I wanted to set up four of the inexpensive GE 45600 remotes so that all their buttons do the same thing, now and forever.
I lined them up side-by-side, reset them all, and then put them all in to “Secondary” mode.
Then I added from Vera, and all the LEDs blinked in tandem.
To my surprise, the Vera included all four AS ONE REMOTE.
That is, all four had the same Node number. Buttons are indistinguishable… hitting “5 ON” on one Remote looks exactly the same as hitting “5 ON” on the second remote – even shows as a dupe.
Is there any downside to this? It’s pretty much exactly what I want, but I fear I’ve violated a whole litany of mesh network rules.
Is there a ‘software’ Vera way to make all four remotes work the same, or would I have to add four trigger copies for everything?
These remotes, being battery operated, do not route or participate in the mesh network. So, if your setup works, it should be fine.
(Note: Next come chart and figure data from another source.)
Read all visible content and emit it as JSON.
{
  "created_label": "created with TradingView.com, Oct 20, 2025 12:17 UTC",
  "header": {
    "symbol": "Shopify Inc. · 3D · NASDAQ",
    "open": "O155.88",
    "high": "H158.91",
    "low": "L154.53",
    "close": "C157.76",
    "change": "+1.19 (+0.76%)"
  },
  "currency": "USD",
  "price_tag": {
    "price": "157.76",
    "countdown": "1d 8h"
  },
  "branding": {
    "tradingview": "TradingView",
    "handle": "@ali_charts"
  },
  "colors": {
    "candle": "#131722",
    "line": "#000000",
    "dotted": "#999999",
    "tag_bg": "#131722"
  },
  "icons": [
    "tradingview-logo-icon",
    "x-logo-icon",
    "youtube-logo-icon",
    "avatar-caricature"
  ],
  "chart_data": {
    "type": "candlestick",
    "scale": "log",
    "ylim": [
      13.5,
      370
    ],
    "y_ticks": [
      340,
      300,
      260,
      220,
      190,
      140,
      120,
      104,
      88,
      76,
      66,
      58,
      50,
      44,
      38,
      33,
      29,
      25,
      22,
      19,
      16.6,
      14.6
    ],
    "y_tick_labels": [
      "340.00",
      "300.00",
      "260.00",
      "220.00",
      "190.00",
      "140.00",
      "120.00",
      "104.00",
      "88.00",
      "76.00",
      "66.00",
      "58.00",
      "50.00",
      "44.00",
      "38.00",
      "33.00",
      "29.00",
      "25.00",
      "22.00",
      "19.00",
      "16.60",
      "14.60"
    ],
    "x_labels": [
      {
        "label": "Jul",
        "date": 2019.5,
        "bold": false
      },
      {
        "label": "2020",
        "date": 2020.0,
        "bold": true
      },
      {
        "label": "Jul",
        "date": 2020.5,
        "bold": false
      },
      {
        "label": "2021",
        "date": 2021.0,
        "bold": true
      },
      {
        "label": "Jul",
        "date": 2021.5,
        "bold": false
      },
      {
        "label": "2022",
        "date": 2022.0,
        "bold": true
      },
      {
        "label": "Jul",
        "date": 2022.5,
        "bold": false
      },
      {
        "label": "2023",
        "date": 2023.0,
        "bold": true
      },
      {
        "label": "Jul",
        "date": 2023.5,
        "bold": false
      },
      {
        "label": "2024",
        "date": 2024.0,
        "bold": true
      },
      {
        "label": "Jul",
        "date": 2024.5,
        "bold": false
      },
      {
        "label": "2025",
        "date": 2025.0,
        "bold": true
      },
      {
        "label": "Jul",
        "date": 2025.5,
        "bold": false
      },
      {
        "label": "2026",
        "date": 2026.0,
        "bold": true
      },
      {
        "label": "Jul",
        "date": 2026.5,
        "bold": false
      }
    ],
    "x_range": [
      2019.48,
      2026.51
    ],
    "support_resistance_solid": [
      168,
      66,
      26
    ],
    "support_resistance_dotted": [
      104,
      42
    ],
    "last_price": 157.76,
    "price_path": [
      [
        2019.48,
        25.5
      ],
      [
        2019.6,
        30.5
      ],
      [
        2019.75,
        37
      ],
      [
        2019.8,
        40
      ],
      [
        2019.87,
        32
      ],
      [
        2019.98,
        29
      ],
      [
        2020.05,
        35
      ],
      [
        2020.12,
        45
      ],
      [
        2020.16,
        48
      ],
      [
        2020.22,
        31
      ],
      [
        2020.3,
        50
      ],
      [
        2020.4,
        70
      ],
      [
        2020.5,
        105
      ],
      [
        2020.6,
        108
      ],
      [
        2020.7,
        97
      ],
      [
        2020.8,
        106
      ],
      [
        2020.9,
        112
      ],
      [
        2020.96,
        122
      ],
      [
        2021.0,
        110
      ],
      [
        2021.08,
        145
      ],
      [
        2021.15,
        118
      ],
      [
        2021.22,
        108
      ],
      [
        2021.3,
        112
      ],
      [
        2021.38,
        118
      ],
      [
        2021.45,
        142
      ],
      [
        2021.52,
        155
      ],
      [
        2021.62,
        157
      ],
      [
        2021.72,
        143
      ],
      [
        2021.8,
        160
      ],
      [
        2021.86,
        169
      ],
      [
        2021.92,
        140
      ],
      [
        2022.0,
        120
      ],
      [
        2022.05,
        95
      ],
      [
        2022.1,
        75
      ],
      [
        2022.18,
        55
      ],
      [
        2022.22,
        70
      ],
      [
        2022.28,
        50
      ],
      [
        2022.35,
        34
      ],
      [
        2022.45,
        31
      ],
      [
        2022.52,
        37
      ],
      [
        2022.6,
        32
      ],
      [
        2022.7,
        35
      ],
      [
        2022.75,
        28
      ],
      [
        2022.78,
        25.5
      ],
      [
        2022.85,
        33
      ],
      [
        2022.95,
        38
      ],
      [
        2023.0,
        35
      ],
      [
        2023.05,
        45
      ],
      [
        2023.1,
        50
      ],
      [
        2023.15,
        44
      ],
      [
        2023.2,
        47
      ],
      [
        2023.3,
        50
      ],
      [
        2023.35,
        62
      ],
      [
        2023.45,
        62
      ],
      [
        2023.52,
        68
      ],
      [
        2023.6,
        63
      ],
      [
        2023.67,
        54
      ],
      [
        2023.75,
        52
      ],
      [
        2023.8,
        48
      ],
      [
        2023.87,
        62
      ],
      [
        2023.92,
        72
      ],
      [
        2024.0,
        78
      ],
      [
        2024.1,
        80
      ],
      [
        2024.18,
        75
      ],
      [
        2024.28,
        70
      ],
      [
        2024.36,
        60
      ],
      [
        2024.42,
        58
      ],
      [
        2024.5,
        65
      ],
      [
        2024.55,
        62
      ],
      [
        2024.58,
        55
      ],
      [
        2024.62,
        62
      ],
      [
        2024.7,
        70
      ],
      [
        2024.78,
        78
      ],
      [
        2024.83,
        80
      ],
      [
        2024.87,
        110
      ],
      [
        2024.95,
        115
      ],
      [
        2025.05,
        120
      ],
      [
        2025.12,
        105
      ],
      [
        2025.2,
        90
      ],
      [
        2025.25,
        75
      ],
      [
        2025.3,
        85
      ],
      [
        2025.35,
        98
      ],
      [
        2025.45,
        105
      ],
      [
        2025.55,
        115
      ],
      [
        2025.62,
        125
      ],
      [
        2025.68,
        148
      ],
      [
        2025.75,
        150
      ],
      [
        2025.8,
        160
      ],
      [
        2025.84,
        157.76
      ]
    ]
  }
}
Certainly it won’t hurt the network.
However, I am very surprised to hear that all four remotes appear as a single node. Normally, each one should have it’s own node ID. I’m going to get another 45600 and try to reproduce your results.
Groundloop, Would you mind looking inside each of your remotes and writing the revision# it is on a white label with blue writing (example G093211)? I can get my first one working, but none of the later ones will join the network.
Interesting. Mine have: “G093511” (one unit) and “G093211” (two units) on the stickers.
I only tried it once, but the process was to push identical buttons on all the remotes to reset/clear them, then add as secondary (9 6 7). Then bring close and press “+” on the VeraLite. All the LEDs then flashed in tandem and one Node was added.
(I was expecting them to add sequentially as separate nodes, but there’s some advantage to having them be clones.)